Mis à la poste les man­u­scrits. Le bureau se trou­ve à la sor­tie vil­lage. Il est mar­bré, frais et famil­ial, ouvert  jusqu’à la nuit; entre trois et sept, quand le vil­lage dort, des gens atten­dent là des col­is sous le bras. C’est encore le matin, une dizaine de per­son­nes dis­cu­tent. Je tire une chaise et sors le livre que j’ai attrapé en sor­tant de l’ap­parte­ment, Un par­a­digme de Bil­leter. L’at­tente peut se pro­longer, je n’en ai cure; il y a des mois que je ne lis plus pour le plaisir.
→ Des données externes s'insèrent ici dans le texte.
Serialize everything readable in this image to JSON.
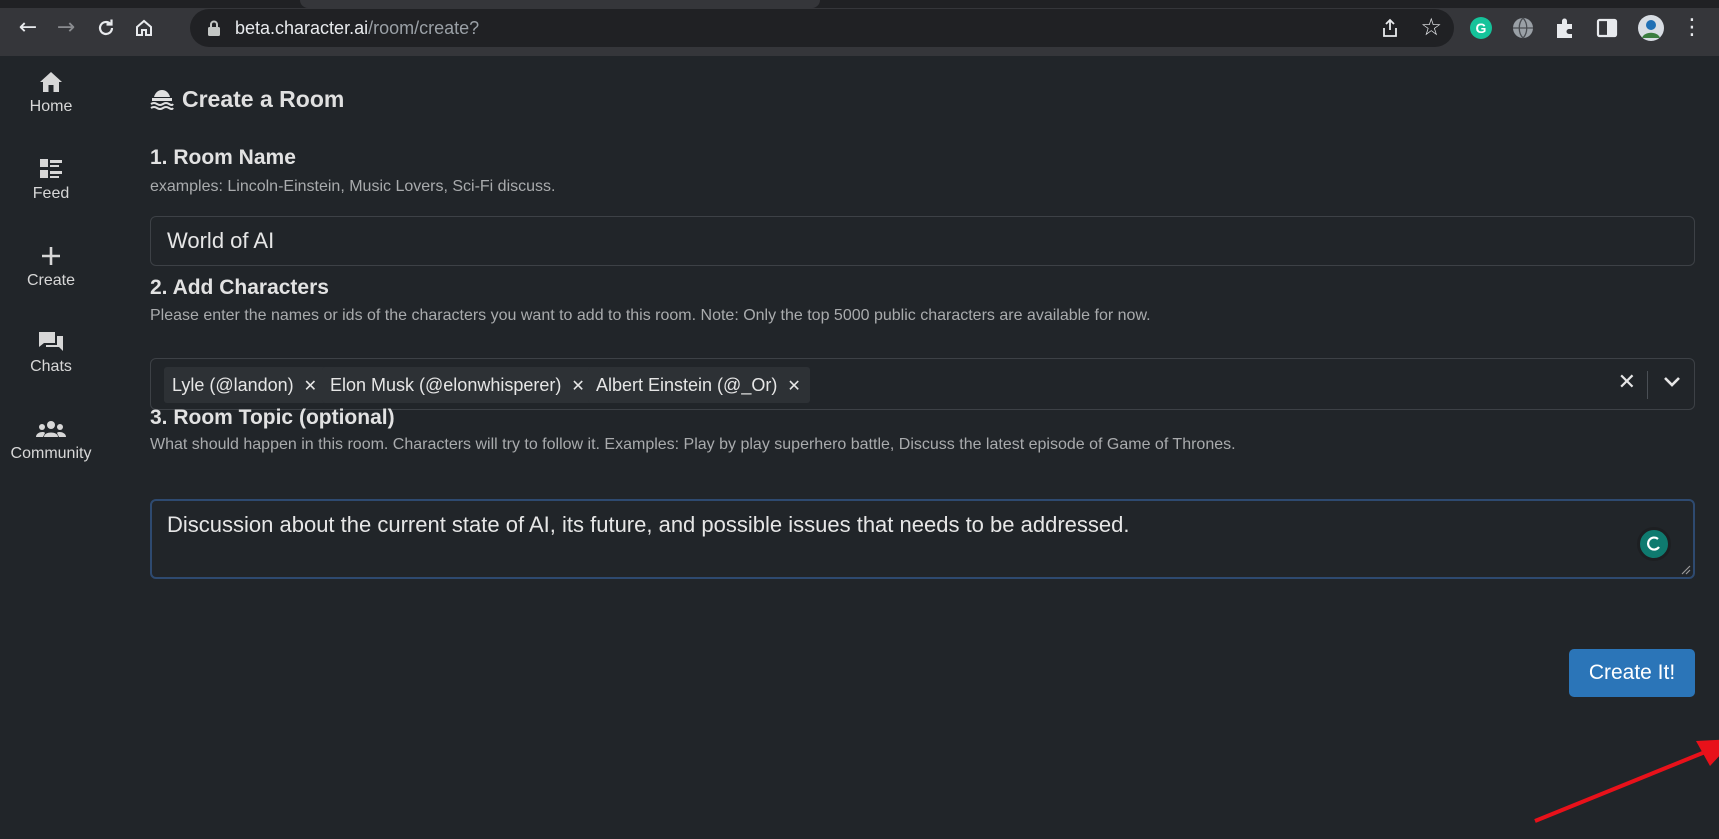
{
  "browser": {
    "url_host": "beta.character.ai",
    "url_path": "/room/create?"
  },
  "sidebar": {
    "items": [
      {
        "label": "Home",
        "icon": "home-icon"
      },
      {
        "label": "Feed",
        "icon": "feed-icon"
      },
      {
        "label": "Create",
        "icon": "plus-icon"
      },
      {
        "label": "Chats",
        "icon": "chat-icon"
      },
      {
        "label": "Community",
        "icon": "community-icon"
      }
    ]
  },
  "page": {
    "title": "Create a Room"
  },
  "room_name": {
    "title": "1. Room Name",
    "help": "examples: Lincoln-Einstein, Music Lovers, Sci-Fi discuss.",
    "value": "World of AI"
  },
  "characters": {
    "title": "2. Add Characters",
    "help": "Please enter the names or ids of the characters you want to add to this room. Note: Only the top 5000 public characters are available for now.",
    "chips": [
      {
        "label": "Lyle (@landon)"
      },
      {
        "label": "Elon Musk (@elonwhisperer)"
      },
      {
        "label": "Albert Einstein (@_Or)"
      }
    ]
  },
  "topic": {
    "title": "3. Room Topic (optional)",
    "help": "What should happen in this room. Characters will try to follow it. Examples: Play by play superhero battle, Discuss the latest episode of Game of Thrones.",
    "value": "Discussion about the current state of AI, its future, and possible issues that needs to be addressed."
  },
  "actions": {
    "create_label": "Create It!",
    "primary_color": "#2b75b8",
    "annotation_arrow_color": "#e8111a"
  }
}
D’ailleurs, je suis mieux assis dans la salle de poste que dans ma chaise à roulettes qui, à force d’y pass­er six à sept heures par jour, s’est défor­mée — il fau­dra la met­tre à la benne. Les meilleurs moments depuis le début du tra­vail ne mars 2016 auront été le tra­vail sur l’es­sai autour de la ques­tion du libéral­isme l’été dernier à Munich et les mat­inées que je pas­sais à la plage, en jan­vi­er, sur la table de pique-nique, à ajouter des chapitres au roman; le temps le plus pénible, celui des cor­rec­tions. Alors le texte appa­raît pour ce qu’il est, mau­vais. Il donne du fil à retor­dre. Chaque phrase coûte, l’équili­bre men­ace de se rompre… C’est mon tour. Je passe au guichet, l’employé pèse la let­tre. Il demande Fr. 25.- Pour me mon­tr­er qu’il n’ex­agère pas, il tourne la bal­ance, indique le poids. J’achète une tru­elle chez un Chi­nois (voilà trois mois que je veux grat­ter les couleurs que les pein­tres ont lais­sé sur le ter­rasse) puis je vais chez les frères maraîch­ers. Lun­di, j’ai fait de la con­fi­ture d’abri­cots, aujour­d’hui je vais essay­er avec des frais­es. Je ressors avec des oranges, deux tomates cœur de bœuf et un kilo de cerise d’Alfarnate.